Up to this point we have been limited to modeling / approximating data by lines, planes, and higher-dimensional linear subspaces. But we can use linear regression to fit non-linear models with adding only a nonlinear feature to transform to data:

\[ \hat{y} = \mathbf{w}^T \phi(\mathbf{x}) \]

An example for d=2 could look like this:

\[\begin{split} \phi(\mathbf{x}) = \phi\left(\binom{x_1}{x_2}\right) = \begin{bmatrix} 1 \\ x_1 \\ x_2 \\ x_1 x_2 \\ x_1^2 \\ x_2^2 \end{bmatrix} \end{split}\]

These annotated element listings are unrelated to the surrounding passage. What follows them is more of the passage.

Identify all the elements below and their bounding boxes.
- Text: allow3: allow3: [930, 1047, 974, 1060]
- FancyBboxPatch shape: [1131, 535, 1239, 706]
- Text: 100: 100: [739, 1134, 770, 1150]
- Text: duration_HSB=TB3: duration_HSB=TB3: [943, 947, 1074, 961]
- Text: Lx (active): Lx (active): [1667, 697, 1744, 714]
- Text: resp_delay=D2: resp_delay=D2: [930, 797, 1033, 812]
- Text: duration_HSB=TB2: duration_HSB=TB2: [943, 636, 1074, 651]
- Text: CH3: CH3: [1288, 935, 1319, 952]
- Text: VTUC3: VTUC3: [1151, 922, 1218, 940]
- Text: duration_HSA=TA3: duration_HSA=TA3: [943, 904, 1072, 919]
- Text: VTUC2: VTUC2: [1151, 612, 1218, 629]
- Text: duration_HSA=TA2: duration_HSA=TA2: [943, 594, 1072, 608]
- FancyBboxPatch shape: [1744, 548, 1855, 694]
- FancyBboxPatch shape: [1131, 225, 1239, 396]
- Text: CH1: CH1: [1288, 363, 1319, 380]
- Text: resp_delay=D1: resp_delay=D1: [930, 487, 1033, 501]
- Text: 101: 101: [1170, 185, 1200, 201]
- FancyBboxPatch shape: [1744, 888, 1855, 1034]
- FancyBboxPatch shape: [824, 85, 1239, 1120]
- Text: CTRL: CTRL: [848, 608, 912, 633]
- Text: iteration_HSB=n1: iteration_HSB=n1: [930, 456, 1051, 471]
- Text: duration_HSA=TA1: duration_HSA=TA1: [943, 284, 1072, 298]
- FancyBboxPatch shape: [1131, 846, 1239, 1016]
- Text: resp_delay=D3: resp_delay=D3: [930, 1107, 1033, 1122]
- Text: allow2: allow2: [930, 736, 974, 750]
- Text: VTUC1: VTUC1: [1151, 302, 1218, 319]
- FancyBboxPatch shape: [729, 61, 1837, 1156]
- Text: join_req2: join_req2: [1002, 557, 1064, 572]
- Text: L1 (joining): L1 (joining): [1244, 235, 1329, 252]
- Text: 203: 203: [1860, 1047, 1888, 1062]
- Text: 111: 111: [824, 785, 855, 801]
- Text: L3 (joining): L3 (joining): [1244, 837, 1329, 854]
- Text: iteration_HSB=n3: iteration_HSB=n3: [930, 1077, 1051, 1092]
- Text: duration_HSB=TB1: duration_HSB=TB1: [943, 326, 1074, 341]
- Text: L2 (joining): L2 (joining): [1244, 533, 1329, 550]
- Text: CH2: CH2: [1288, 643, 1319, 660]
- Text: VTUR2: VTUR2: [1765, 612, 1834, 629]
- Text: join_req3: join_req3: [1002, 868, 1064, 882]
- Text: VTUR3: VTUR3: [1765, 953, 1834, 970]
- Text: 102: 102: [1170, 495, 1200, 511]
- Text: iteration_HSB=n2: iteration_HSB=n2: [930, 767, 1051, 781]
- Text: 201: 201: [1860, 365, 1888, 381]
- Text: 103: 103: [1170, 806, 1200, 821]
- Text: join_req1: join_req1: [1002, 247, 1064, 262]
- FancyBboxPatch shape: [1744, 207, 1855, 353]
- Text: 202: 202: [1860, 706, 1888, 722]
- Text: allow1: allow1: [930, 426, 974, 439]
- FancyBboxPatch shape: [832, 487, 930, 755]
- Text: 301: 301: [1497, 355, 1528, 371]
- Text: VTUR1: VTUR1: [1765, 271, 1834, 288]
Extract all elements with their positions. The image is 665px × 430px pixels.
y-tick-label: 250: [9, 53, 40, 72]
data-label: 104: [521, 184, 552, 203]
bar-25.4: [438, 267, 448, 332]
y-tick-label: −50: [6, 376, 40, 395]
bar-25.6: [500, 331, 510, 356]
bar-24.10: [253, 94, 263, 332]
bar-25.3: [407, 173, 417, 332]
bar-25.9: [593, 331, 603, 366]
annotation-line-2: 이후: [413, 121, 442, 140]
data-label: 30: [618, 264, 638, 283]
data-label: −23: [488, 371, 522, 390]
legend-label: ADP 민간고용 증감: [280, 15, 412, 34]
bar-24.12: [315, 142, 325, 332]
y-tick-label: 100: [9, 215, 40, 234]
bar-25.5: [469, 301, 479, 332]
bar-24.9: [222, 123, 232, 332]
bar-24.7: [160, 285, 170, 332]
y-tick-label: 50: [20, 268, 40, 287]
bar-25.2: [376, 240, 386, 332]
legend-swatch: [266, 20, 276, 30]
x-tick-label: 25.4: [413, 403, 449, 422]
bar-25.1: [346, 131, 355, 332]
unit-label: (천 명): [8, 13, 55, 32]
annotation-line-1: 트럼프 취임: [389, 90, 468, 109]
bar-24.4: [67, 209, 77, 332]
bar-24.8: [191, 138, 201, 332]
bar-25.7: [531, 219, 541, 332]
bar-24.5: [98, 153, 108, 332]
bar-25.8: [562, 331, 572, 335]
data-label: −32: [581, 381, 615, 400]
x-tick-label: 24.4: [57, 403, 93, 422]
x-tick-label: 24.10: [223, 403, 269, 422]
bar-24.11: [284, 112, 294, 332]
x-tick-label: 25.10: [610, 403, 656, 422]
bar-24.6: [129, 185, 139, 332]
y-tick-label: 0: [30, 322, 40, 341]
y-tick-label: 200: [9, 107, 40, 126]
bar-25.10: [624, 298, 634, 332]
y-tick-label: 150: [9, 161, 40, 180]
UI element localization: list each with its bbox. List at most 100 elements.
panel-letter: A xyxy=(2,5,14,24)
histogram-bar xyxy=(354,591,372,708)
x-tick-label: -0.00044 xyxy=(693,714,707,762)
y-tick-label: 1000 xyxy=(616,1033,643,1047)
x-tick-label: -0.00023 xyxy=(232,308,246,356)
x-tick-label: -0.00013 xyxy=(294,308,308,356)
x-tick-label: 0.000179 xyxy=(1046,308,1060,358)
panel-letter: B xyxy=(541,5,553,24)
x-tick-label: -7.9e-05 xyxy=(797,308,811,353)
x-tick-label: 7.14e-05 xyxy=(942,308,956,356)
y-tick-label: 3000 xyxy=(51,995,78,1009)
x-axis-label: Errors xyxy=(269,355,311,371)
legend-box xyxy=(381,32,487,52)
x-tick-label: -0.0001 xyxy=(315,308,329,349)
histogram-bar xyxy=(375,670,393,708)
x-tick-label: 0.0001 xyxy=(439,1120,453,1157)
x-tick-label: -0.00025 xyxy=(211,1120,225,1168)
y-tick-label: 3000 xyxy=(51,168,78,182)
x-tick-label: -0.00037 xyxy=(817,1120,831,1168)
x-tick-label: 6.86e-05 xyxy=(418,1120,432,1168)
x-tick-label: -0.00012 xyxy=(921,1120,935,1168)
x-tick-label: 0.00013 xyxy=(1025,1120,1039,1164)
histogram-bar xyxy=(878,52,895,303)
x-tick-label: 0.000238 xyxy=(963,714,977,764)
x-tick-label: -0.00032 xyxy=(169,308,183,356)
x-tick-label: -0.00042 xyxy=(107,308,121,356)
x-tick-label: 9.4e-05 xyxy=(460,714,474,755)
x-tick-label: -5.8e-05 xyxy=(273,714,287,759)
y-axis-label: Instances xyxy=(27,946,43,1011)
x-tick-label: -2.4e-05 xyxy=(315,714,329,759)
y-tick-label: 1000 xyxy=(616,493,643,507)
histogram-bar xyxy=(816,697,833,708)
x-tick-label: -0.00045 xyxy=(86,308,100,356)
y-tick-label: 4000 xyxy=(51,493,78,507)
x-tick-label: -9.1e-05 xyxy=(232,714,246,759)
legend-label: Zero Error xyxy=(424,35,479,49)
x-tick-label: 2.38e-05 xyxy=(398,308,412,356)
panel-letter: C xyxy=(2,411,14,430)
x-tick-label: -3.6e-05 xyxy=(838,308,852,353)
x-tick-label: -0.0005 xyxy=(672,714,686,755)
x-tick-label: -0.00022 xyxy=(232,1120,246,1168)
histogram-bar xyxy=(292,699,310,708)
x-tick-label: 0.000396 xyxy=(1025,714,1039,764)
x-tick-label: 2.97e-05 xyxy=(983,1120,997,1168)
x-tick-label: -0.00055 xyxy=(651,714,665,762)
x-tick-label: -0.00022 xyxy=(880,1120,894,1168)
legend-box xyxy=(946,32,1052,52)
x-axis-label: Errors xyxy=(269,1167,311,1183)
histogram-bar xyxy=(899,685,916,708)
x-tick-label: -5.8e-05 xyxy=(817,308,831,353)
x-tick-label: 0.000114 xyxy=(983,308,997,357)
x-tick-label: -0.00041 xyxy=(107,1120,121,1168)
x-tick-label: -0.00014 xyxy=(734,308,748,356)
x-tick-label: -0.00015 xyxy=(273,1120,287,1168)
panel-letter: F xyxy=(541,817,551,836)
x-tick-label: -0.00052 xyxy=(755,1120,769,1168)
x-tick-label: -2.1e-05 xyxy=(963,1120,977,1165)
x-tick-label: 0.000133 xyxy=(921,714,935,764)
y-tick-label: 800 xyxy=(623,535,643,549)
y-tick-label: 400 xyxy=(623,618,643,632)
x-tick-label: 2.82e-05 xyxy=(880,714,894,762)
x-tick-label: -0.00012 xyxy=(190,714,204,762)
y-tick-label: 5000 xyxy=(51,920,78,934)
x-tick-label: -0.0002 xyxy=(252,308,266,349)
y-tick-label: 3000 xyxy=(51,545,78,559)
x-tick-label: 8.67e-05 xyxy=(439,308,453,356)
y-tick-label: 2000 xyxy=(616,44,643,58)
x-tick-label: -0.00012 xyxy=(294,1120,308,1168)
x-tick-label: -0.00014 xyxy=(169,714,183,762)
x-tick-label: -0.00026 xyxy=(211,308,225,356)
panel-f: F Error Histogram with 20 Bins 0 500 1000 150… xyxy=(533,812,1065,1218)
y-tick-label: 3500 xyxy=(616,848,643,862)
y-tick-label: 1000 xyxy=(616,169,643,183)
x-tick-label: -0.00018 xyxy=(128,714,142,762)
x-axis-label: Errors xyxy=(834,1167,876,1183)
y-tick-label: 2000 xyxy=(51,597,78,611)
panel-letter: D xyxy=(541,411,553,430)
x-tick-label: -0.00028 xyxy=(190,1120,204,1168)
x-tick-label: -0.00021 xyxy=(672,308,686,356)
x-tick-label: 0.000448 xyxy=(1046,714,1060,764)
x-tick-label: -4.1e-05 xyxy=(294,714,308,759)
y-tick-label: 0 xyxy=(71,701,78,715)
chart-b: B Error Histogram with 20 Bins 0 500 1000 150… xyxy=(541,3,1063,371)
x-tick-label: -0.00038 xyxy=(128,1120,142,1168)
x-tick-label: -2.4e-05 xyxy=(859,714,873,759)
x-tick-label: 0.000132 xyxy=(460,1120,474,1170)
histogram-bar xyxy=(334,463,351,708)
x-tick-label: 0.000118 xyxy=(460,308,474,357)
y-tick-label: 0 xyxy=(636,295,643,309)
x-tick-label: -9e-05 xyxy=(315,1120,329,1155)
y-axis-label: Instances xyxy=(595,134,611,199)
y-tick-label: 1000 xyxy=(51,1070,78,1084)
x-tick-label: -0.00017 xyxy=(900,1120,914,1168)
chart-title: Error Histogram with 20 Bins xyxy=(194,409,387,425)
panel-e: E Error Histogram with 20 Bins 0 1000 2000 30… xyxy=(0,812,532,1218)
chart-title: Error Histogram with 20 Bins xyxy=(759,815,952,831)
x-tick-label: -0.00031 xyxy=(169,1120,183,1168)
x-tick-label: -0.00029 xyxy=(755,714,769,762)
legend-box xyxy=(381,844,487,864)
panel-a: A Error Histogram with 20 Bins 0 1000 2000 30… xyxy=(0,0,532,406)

Let us revisit the code from before. We add a new \(\phi\) function, which we now use to transform our \(x\) to fit the curvature.

def phi(x):
    return np.hstack((x, np.exp(-x)))

reg = LinearRegression().fit(phi(x), y)
y_hat = reg.predict(phi(x))

fig, ax = plt.subplots(1, 1)
ax.scatter(x, y, color='g')
line, = ax.plot(x_grid, reg.predict(phi(x_grid)), 'k')

for i in range(n):
    plt.plot([x[i], x[i]], [y[i], y_hat[i]], 'y')
_images/linear-methods-2_8_0.png

A crazy idea? Random features?#

_images/kitchensinks.jpg

Fig. 6 Sometimes we can use randomization to our advantage.#

Back to linear regression for classification#

x1 = np.concatenate((np.linspace(-2, -0.5, 20), 
                    np.linspace(0.5, 2, 20))).reshape(-1, 1)

x2 = np.concatenate((np.linspace(-2, -0.5, 20), 
                    np.linspace(0.5, 2, 20),
                    np.linspace(4, 5.9, 20))).reshape(-1, 1)

y1, y2 = np.sign(x1), np.sign(x2)
reg1 = LinearRegression().fit(x1, y1)
reg2 = LinearRegression().fit(x2, y2)

fig, axs = plt.subplots(1, 2, figsize=(10, 4))
axs[0].scatter(x1, y1, c=-y1)
axs[1].scatter(x2, y2, c=-y2)

x_grid = np.linspace(-6, 6, 200).reshape(-1, 1)
line1, = axs[0].plot(x_grid, reg1.predict(x_grid), 'k')
line2, = axs[1].plot(x_grid, reg2.predict(x_grid), 'k')
line2b, = axs[1].plot(x_grid, reg1.predict(x_grid), ':')
axs[0].grid(True)
axs[1].grid(True)
plt.setp(axs, ylim=(-1.5, 1.5))
[-1.5, 1.5, -1.5, 1.5]
_images/linear-methods-2_10_1.png

Here we have an example of a model which does not really fit the given data. We clearly see it with additional values, that a linear regression is not the best model to choose here. In this case, a logistic regression for classification would fit the data more.